Profits-wise, the PM's wife will be giving a percentage to charity, though the celebrities are thought to have contributed for free. Downing Street declined to confirm the precise economics yesterday.

Still, that's all by the by, because we all know that the real aim of this book is to showcase Gordon's ethereal affinity with fatherhood - that state so fetishised by the male politicians de nos jours.

Gordon was due another de-weirding on this front, because it has been two years since his "at home" with the Daily Mirror, who were invited to survey the charming chaos wreaked by his toddler son, John.

Since then he has been quite eclipsed by those David Cameron web videos, in which all the Cameron progeny play their part. As paterfamilias, Dave signs the release forms for his brood, to whom he was most recently shown being nice in an ITN exclusive designed to show he's just like us. And yet, by choosing to parade his offspring in regularly screened domestic tableaux in which they have no choice but to appear, one can't help feeling that Cameron is not so much like us, but more like the celebrities who court at-homes in OK! magazine. He is certainly no different from the ever-resourceful Jordan, who attracts criticism for allowing her disabled son to be photographed, except that she's doing it for material capital, while Cameron's in it for political capital.

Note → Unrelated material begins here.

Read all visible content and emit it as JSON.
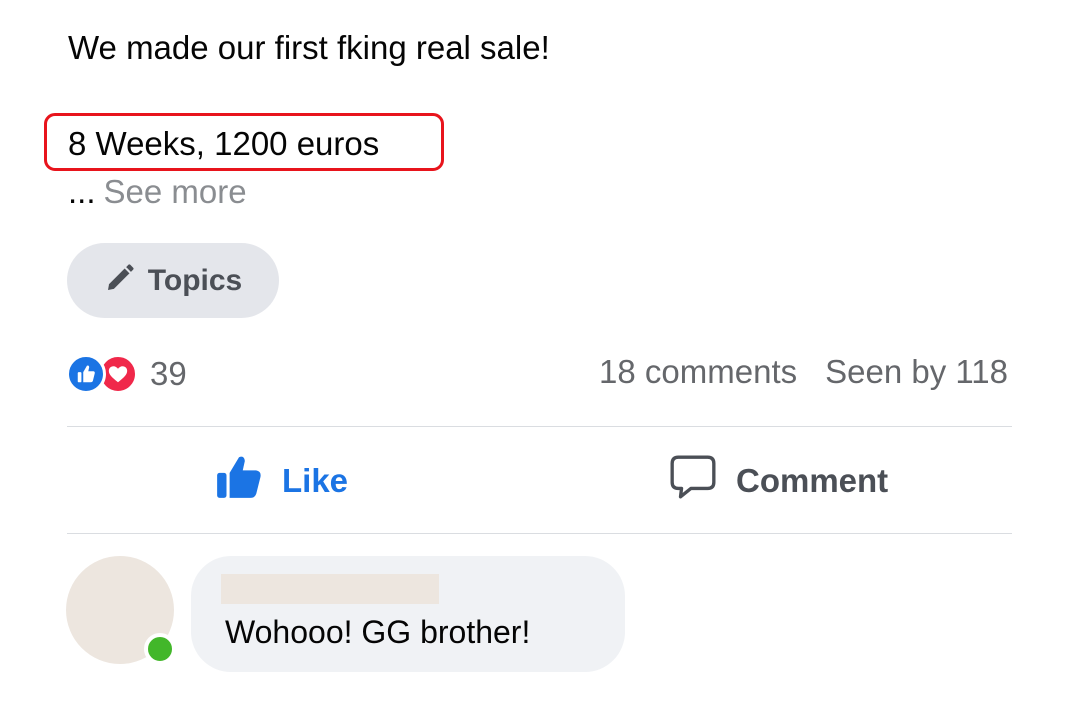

"What my son has taught me about caring", runs the headline on one Cameron article, whereas Brown almost fell over himself to explain that fatherhood "does make you think all the time what parents need".

It is bad enough that public life is beginning to feel like an episode of Kids Say the Funniest Things, but even worse to hear Brown statements such as "Alongside millions juggling the pressures of work, I struggle too to be what I want to be - a good parent."

Oh, not the juggling ... Please not the juggling. There is little more insulting than people who patently occupy another world telling you they're just like you in order to ingratiate themselves - it is more irksome even than celebrities who speak about the advent of a baby as though they are the first person ever to have given birth.

So removed is the top-flight political experience - how could it not be? - that all attempts to find common ground with your average Joe are so reductive as to be meaningless. Cherie Blair tried it with motherhood on one notable occasion. As a reminder of that particular struggle to juggle: she had just been forced to buy £500,000 worth of luxury flats in Bristol with the help of a famous conman, then lie about it to the No 10 press office, because - and here came the crack in her voice - her son was going away to university for the first time.

At the time, people remarked that at least little Ewan wasn't going away to her husband's war, as were so many others of his age; and a similar scepticism seems appropriate in the case of our current PM. Since taking office, Brown has shown no sign of moving to increase paternity leave, nor of letting up sending other fathers - and other fathers' children - off to die in the various wars we've got on at the minute. So if Dads is to get a sequel - and they would have to rush it out, because it looks increasingly unlikely that Brown is going to get one of his own - perhaps these families might be approached for winsome anecdotes?